Right on target and it is going to continue as we move forward.

ColinD
Reply to  Willis Eschenbach
February 3, 2019 6:28 pm

This must have been investigated somewhere but Willis’ graph shows potential for a lag response between sunspot activity and global temp. Surely that would make sense as the earth will have numerous buffering mechanisms.

Ulric Lyons
Reply to  Willis Eschenbach
February 4, 2019 3:33 am

There is a strong inverse response from the AMO to changes in the solar wind via the NAO/AO, which is why the AMO warmed from the mid 1990’s. So notable cooling will ‘kick in’ past this centennial solar minimum and when the solar wind becomes stronger again.

‘Correlations of global sea surface temperatures with the solar wind speed’

https://www.sciencedirect.com/science/article/pii/S1364682616300360

Reply to  Willis Eschenbach
February 4, 2019 8:14 am

Willis

If you make the same errors everytime,
i.e.
no equal amounts of stations nh/sh,
data sets not properly balanced to zero latitude nh /sh,
uah and rss re-calibrated /adjusted on the same eroneous terrestrial data sets,
etc.

you will always get the same results,
i.e. it is warming….

Truth is that I could not find any man made warming, global or otherwise… Everything is following natural curves. There are periods of cooling and warming on earth.
We should be happy with a period of warming as cooling has proved to be quite disastrous in the past, e.g. think of the little ice age, never mind the last ice age.
Ice has been melting for the past 20000 years and we should celebrate it, not be afraid of it.
Anyway, by my own measurements, it is not really warming anymore, more especially it is in fact not warming at all here in South Africa where I live. I find it is just as warm now here as it was 40 years ago.
So much for your ‘global’ warming.
As to why the devil wants all the lies to continue? I have my suspicions. For anyone interested, I suggest to please read everything I reported on this?
http://breadonthewater.co.za/henrys-climate/

William
February 3, 2019 3:34 pm

Amateur radio is seriously hurting from this.

Javier
February 3, 2019 3:40 pm

The effect of solar cycle 24 on temperatures is this:
comment image

Why, with CO2 levels increasing by 35 ppm since 2002, and no significant volcanic eruption, what caused the planet to stop warming?

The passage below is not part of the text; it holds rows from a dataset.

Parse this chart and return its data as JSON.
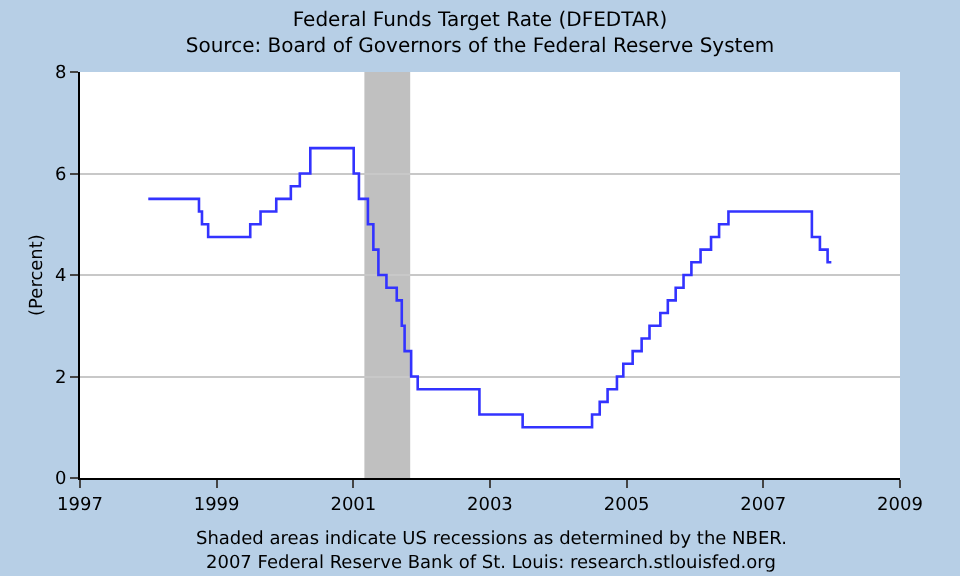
{
  "chart_data": {
    "type": "step",
    "title": "Federal Funds Target Rate (DFEDTAR)",
    "subtitle": "Source: Board of Governors of the Federal Reserve System",
    "ylabel": "(Percent)",
    "annotations": [
      "Shaded areas indicate US recessions as determined by the NBER.",
      "2007 Federal Reserve Bank of St. Louis: research.stlouisfed.org"
    ],
    "x": [
      "1998-01-01",
      "1998-09-29",
      "1998-10-15",
      "1998-11-17",
      "1999-06-30",
      "1999-08-24",
      "1999-11-16",
      "2000-02-02",
      "2000-03-21",
      "2000-05-16",
      "2001-01-03",
      "2001-01-31",
      "2001-03-20",
      "2001-04-18",
      "2001-05-15",
      "2001-06-27",
      "2001-08-21",
      "2001-09-17",
      "2001-10-02",
      "2001-11-06",
      "2001-12-11",
      "2002-11-06",
      "2003-06-25",
      "2004-06-30",
      "2004-08-10",
      "2004-09-21",
      "2004-11-10",
      "2004-12-14",
      "2005-02-02",
      "2005-03-22",
      "2005-05-03",
      "2005-06-30",
      "2005-08-09",
      "2005-09-20",
      "2005-11-01",
      "2005-12-13",
      "2006-01-31",
      "2006-03-28",
      "2006-05-10",
      "2006-06-29",
      "2007-09-18",
      "2007-10-31",
      "2007-12-11",
      "2007-12-31"
    ],
    "series": [
      {
        "color": "#3333ff",
        "values": [
          5.5,
          5.25,
          5.0,
          4.75,
          5.0,
          5.25,
          5.5,
          5.75,
          6.0,
          6.5,
          6.0,
          5.5,
          5.0,
          4.5,
          4.0,
          3.75,
          3.5,
          3.0,
          2.5,
          2.0,
          1.75,
          1.25,
          1.0,
          1.25,
          1.5,
          1.75,
          2.0,
          2.25,
          2.5,
          2.75,
          3.0,
          3.25,
          3.5,
          3.75,
          4.0,
          4.25,
          4.5,
          4.75,
          5.0,
          5.25,
          4.75,
          4.5,
          4.25,
          4.25
        ]
      }
    ],
    "xlim": [
      "1997-01-01",
      "2009-01-01"
    ],
    "xticks": [
      "1997",
      "1999",
      "2001",
      "2003",
      "2005",
      "2007",
      "2009"
    ],
    "ylim": [
      0,
      8
    ],
    "yticks": [
      0,
      2,
      4,
      6,
      8
    ],
    "grid": "y",
    "marker": "none",
    "line_style": "solid",
    "bands": [
      {
        "axis": "x",
        "from": "2001-03",
        "to": "2001-11",
        "color": "#c0c0c0"
      }
    ]
  }
}
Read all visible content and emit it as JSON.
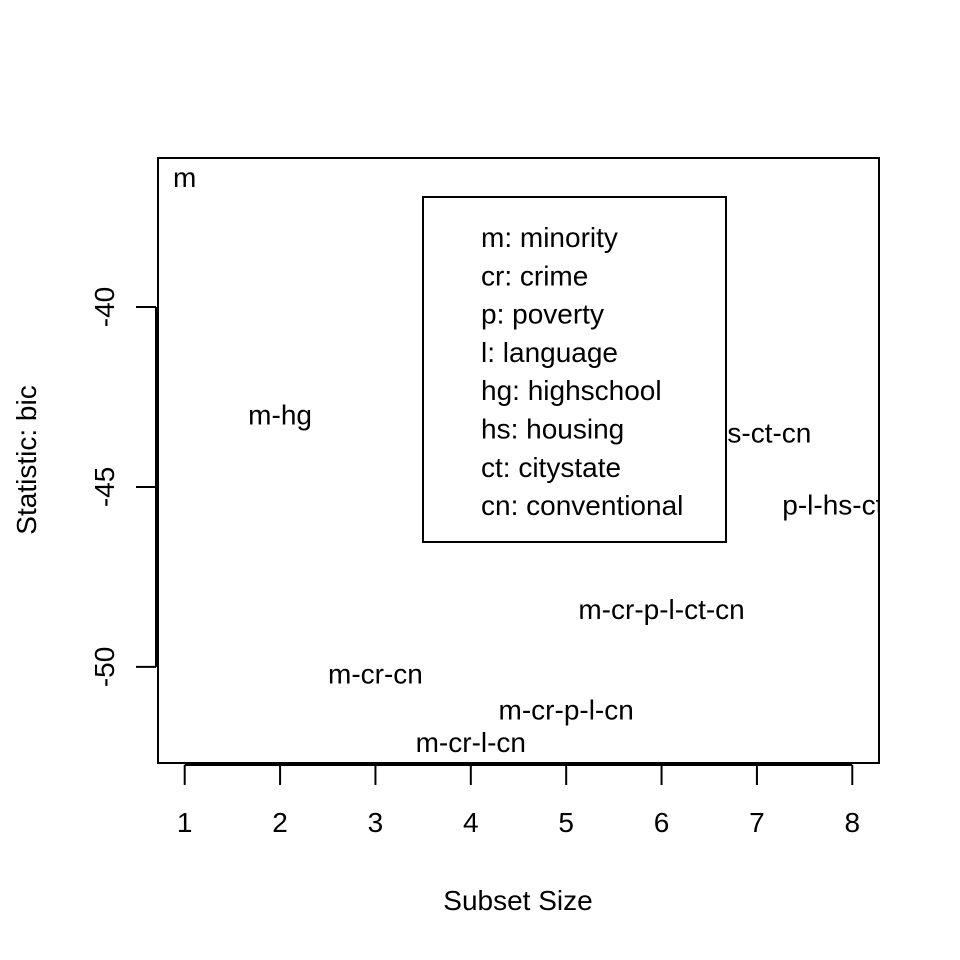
{
  "chart_data": {
    "type": "scatter",
    "marker": "text-label",
    "title": "",
    "xlabel": "Subset Size",
    "ylabel": "Statistic: bic",
    "xlim": [
      0.72,
      8.28
    ],
    "ylim": [
      -52.67,
      -35.86
    ],
    "x_ticks": [
      1,
      2,
      3,
      4,
      5,
      6,
      7,
      8
    ],
    "x_tick_labels": [
      "1",
      "2",
      "3",
      "4",
      "5",
      "6",
      "7",
      "8"
    ],
    "y_ticks": [
      -40,
      -45,
      -50
    ],
    "y_tick_labels": [
      "-40",
      "-45",
      "-50"
    ],
    "grid": false,
    "points": [
      {
        "x": 1,
        "y": -36.4,
        "label": "m"
      },
      {
        "x": 2,
        "y": -43.0,
        "label": "m-hg"
      },
      {
        "x": 3,
        "y": -50.2,
        "label": "m-cr-cn"
      },
      {
        "x": 4,
        "y": -52.1,
        "label": "m-cr-l-cn"
      },
      {
        "x": 5,
        "y": -51.2,
        "label": "m-cr-p-l-cn"
      },
      {
        "x": 6,
        "y": -48.4,
        "label": "m-cr-p-l-ct-cn"
      },
      {
        "x": 7,
        "y": -43.5,
        "label": "-hs-ct-cn"
      },
      {
        "x": 8,
        "y": -45.5,
        "label": "p-l-hs-ct-cn"
      }
    ],
    "legend": {
      "placement": "top-center",
      "entries": [
        "m: minority",
        "cr: crime",
        "p: poverty",
        "l: language",
        "hg: highschool",
        "hs: housing",
        "ct: citystate",
        "cn: conventional"
      ]
    }
  }
}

It was a coincidence that solar activity has been very low since 2004, as it was a coincidence that it was cold during the 1900s, when solar activity decreased with the Gleissberg Minimum, and another coincidence it was so cold during the 1800s, when solar activity was very low during the Dalton Minimum. And the Maunder Minimum, another coincidence.

Why climate is so full of coincidences. No wonder scientists prefer CO2. They don’t like coincidences they can’t explain. They rather have an explanation even if it is not the correct one that confess they don’t know how solar variability affects climate.